Farida Khalaf isn't just diagnosing the problem; she's exposing the operating system behind it: unchecked acceleration, masked as innovation, powered by the extraction of trust.

This isn’t just about AI. It’s about who we trust with the future and why. When tech monopolies use our conversations, communities, and resources without consent, they’re not building trust; they’re burning it for fuel. AI isn’t running on math alone. It’s running on trust debt: our implicit belief that someone, somewhere, is thinking long-term. But no one is steering. Just optimizing.

Khalaf brilliantly reframes our cultural mythos: from Tom & Jerry’s celebration of clever domination to Pixar’s reverence for connection. But it’s more than narrative. It’s governance by story, and right now, the story being written is one of conquest, not stewardship.

At Trustable, we argue that trust isn’t a byproduct. It’s infrastructure. Every system that scales without permission, without community input, environmental accounting, or equitable design, erodes the very foundation it depends on.

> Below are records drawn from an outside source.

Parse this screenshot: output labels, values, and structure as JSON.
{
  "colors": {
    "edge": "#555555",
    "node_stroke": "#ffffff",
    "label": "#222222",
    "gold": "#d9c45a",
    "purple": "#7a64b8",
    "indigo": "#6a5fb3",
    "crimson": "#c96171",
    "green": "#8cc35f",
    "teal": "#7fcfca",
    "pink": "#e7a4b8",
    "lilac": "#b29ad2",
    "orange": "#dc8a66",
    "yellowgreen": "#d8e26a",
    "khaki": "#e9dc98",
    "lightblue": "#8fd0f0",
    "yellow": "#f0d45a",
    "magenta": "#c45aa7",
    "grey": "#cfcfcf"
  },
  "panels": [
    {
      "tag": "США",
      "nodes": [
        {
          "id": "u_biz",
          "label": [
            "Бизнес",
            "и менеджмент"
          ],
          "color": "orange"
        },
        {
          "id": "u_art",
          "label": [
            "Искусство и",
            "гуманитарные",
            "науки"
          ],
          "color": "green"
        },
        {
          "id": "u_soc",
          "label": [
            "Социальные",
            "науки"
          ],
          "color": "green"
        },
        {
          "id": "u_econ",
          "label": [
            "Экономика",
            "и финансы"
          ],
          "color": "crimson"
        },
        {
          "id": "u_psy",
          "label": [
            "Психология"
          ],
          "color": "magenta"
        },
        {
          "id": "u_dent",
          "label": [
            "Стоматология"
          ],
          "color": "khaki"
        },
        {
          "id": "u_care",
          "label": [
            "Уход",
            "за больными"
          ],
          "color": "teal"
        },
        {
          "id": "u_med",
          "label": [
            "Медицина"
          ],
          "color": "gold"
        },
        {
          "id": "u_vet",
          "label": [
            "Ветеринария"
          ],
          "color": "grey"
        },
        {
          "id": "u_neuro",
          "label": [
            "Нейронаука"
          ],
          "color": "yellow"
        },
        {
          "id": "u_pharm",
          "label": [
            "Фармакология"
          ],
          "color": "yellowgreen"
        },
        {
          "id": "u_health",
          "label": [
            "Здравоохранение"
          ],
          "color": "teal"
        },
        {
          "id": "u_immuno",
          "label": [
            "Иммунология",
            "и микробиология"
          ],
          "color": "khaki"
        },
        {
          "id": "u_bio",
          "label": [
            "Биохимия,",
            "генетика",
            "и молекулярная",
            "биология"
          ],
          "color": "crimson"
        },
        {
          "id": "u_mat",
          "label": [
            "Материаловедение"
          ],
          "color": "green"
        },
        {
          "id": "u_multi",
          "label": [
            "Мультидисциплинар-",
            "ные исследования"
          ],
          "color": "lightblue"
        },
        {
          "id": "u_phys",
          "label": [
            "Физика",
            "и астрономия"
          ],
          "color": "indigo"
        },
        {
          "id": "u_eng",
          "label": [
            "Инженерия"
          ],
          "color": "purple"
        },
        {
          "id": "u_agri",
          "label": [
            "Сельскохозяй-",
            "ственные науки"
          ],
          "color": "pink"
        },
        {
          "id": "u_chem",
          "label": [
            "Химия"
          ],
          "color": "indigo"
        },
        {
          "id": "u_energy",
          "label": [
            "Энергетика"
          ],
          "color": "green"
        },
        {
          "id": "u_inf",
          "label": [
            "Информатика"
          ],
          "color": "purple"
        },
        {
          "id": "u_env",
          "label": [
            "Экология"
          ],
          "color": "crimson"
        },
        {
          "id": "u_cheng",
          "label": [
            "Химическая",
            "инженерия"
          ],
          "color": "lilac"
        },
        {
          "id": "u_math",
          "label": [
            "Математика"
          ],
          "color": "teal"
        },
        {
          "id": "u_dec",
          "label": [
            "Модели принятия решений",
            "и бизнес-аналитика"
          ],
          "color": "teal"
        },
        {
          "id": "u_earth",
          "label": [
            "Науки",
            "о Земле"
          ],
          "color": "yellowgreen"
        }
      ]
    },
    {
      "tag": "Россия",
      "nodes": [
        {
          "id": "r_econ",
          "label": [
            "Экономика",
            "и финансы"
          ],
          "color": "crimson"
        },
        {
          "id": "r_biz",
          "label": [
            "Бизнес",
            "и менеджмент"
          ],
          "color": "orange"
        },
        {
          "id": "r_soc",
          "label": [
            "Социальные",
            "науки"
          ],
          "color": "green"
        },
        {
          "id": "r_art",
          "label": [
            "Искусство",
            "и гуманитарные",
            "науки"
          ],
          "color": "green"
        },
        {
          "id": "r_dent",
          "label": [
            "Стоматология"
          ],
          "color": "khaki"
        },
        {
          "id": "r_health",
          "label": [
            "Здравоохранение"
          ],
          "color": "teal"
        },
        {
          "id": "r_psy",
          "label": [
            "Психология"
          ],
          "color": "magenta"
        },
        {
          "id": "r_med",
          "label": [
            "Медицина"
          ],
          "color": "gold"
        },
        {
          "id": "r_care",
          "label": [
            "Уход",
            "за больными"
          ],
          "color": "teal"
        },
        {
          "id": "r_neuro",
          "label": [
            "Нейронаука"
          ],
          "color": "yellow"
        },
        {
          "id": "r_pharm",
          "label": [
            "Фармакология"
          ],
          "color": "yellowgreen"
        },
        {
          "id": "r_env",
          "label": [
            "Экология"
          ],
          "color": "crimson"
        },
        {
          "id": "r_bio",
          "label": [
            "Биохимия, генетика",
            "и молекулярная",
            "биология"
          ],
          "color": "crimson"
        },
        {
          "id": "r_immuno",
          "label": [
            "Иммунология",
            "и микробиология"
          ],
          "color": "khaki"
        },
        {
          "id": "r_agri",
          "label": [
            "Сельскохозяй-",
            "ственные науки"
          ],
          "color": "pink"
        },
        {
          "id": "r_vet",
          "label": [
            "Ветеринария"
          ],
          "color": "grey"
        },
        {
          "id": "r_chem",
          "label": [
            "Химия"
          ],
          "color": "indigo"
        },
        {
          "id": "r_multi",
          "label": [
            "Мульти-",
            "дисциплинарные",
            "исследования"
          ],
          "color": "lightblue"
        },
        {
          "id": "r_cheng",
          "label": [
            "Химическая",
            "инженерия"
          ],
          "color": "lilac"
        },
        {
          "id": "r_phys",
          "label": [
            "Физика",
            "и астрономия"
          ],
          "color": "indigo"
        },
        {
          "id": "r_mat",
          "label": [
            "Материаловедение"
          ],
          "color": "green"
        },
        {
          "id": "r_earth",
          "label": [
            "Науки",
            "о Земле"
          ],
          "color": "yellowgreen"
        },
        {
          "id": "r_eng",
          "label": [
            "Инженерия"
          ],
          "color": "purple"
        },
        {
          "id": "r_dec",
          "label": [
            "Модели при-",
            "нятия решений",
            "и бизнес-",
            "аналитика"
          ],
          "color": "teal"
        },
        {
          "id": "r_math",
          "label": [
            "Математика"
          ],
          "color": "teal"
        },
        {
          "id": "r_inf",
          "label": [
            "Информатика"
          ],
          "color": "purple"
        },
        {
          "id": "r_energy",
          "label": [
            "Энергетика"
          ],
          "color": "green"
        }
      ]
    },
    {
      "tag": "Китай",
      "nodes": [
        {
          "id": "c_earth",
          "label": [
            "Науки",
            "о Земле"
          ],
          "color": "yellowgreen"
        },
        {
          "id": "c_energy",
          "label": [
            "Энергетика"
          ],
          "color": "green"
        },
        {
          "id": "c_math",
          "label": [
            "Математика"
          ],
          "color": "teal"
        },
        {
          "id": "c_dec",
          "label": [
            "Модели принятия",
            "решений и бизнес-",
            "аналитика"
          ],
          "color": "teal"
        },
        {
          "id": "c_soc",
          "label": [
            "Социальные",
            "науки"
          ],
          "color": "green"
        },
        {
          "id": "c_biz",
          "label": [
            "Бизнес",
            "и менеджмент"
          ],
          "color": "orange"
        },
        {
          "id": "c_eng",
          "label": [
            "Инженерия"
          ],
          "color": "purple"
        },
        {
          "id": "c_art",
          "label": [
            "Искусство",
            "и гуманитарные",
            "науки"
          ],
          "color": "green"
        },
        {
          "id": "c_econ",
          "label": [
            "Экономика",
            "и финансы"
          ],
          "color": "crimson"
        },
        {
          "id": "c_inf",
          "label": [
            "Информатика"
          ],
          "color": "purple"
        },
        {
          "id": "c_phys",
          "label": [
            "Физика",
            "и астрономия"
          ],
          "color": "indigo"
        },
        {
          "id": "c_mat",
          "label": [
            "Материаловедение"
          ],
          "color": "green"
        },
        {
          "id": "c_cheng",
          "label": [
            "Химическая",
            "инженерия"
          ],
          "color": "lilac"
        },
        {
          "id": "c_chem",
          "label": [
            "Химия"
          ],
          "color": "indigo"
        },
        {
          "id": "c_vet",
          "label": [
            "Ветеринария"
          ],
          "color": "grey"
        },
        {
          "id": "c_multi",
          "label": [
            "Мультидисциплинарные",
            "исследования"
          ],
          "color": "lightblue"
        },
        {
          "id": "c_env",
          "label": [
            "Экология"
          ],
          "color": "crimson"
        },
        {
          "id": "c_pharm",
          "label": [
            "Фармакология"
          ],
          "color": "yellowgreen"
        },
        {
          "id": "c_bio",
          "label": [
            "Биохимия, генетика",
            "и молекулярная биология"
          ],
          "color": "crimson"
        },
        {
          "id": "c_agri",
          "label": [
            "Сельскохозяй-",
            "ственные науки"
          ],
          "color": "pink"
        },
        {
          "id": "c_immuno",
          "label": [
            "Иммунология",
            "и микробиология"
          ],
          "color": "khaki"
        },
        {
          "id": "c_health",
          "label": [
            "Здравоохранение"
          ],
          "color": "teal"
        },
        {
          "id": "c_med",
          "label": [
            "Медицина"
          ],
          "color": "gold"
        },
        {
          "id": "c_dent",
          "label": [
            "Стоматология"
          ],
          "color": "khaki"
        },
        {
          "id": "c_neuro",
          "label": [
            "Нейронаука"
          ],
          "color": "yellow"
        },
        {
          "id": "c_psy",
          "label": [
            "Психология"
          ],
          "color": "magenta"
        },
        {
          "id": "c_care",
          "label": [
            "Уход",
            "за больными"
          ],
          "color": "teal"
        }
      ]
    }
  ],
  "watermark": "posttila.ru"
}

This piece is a wake-up call. If we don't make trust measurable, operational, and accountable, then we will keep cheering for clever systems while they quietly strip us of our sovereignty, resource by resource, until we have nothing left but awe and no agency.

It’s not too late to flip the script. However, that requires us to stop thinking of trust as a soft sentiment and start treating it like the hard constraint it actually is.